Oklahoma Secretary of Energy and Environment
- In office August 15, 2022 – December 3, 2024
- Governor: Kevin Stitt
- Preceded by: Kenneth Wagner
- Succeeded by: Jeff Starling

New Mexico Secretary of Energy, Minerals and Natural Resources
- In office 2016–2019
- Governor: Susana Martinez
- Preceded by: David Martin
- Succeeded by: Sarah Cottrell Propst

Personal details
- Education: University of Tulsa

= Ken McQueen =

Ken McQueen is an American civil servant who served as the Oklahoma Secretary of Energy and Environment from 2022 to 2024 in the administration of Governor Kevin Stitt and as the New Mexico Secretary of Energy, Minerals and Natural Resources from 2016 to 2019 in the administration of Governor Susana Martinez.

==Biography==
Ken McQueen graduated from the University of Tulsa with a B.S. in petroleum engineering. From December 2016 to January 2019 he served as New Mexico Secretary of Energy, Minerals and Natural Resources under Governor Susana Martinez. In 2019, he joined the Environmental Protection Agency as the Region 6 Administrator during Donald Trump's first presidency.

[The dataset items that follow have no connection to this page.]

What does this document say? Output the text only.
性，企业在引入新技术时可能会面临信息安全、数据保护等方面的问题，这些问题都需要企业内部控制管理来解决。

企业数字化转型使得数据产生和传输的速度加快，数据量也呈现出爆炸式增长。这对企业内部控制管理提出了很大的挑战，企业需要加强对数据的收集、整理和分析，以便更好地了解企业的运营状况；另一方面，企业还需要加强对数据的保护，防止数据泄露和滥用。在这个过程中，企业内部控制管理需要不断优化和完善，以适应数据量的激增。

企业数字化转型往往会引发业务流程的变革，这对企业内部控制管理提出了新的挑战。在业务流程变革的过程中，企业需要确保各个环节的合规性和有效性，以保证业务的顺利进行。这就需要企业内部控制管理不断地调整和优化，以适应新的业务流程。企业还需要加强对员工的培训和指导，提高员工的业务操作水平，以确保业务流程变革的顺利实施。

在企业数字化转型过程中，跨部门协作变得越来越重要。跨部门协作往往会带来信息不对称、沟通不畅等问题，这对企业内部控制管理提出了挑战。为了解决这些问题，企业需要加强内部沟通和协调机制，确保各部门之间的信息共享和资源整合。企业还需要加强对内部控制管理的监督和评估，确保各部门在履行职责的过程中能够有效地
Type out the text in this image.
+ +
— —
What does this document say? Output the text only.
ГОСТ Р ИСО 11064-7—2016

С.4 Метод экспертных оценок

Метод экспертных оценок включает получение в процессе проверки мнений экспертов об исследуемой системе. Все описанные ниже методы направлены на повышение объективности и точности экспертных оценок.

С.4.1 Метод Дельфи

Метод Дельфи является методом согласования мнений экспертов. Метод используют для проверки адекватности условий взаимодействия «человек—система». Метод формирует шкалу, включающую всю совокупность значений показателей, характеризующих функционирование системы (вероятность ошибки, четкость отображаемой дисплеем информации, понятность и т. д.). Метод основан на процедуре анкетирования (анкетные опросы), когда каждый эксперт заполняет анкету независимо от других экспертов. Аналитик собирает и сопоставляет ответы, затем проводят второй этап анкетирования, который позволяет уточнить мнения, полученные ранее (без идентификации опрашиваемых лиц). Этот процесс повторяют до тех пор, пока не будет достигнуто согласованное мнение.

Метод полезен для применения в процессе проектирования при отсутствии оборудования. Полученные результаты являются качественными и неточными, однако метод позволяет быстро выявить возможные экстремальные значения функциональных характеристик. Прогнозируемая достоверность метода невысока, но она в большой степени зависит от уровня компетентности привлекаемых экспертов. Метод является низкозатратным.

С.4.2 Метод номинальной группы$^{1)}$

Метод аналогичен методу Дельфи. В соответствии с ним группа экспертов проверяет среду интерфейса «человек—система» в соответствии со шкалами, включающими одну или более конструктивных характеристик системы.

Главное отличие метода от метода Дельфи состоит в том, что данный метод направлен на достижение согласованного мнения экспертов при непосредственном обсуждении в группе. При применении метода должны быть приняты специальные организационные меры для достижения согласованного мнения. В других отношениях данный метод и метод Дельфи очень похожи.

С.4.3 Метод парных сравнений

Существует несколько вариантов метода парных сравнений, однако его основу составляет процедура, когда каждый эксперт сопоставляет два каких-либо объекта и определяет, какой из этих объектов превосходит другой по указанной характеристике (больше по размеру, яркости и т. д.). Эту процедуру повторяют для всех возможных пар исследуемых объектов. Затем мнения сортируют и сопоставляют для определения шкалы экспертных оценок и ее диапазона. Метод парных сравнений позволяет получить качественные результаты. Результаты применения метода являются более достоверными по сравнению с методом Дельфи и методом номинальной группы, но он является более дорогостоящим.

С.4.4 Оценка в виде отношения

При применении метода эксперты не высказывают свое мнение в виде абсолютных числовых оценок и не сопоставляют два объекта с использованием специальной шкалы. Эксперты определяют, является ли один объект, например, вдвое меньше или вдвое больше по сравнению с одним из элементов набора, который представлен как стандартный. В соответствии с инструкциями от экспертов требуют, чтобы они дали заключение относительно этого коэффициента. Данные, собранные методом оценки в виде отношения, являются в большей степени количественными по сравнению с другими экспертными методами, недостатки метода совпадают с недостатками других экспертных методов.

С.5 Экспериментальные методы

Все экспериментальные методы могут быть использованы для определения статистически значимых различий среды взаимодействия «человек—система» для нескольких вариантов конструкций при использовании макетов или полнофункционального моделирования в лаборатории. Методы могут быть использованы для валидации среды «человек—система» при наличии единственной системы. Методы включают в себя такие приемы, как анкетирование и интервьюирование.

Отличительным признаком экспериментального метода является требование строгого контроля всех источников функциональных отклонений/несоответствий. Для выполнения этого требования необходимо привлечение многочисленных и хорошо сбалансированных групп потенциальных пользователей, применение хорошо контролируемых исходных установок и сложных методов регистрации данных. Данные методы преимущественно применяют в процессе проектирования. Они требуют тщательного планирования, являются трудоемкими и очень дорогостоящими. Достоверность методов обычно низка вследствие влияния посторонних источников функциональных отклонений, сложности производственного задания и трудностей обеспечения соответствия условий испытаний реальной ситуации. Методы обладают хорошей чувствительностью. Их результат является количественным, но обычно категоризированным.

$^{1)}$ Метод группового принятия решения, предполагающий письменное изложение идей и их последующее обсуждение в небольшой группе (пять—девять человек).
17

On August 15, 2022, Governor Kevin Stitt appointed McQueen as the Oklahoma Secretary of Energy and Environment replacing Kenneth Wagner. McQueen was fired by Stitt on December 3, 2024, after appearing at a court hearing over poultry farming's pollution of the Illinois River alongside Attorney General Gentner Drummond. McQueen said he learned of his firing from social media.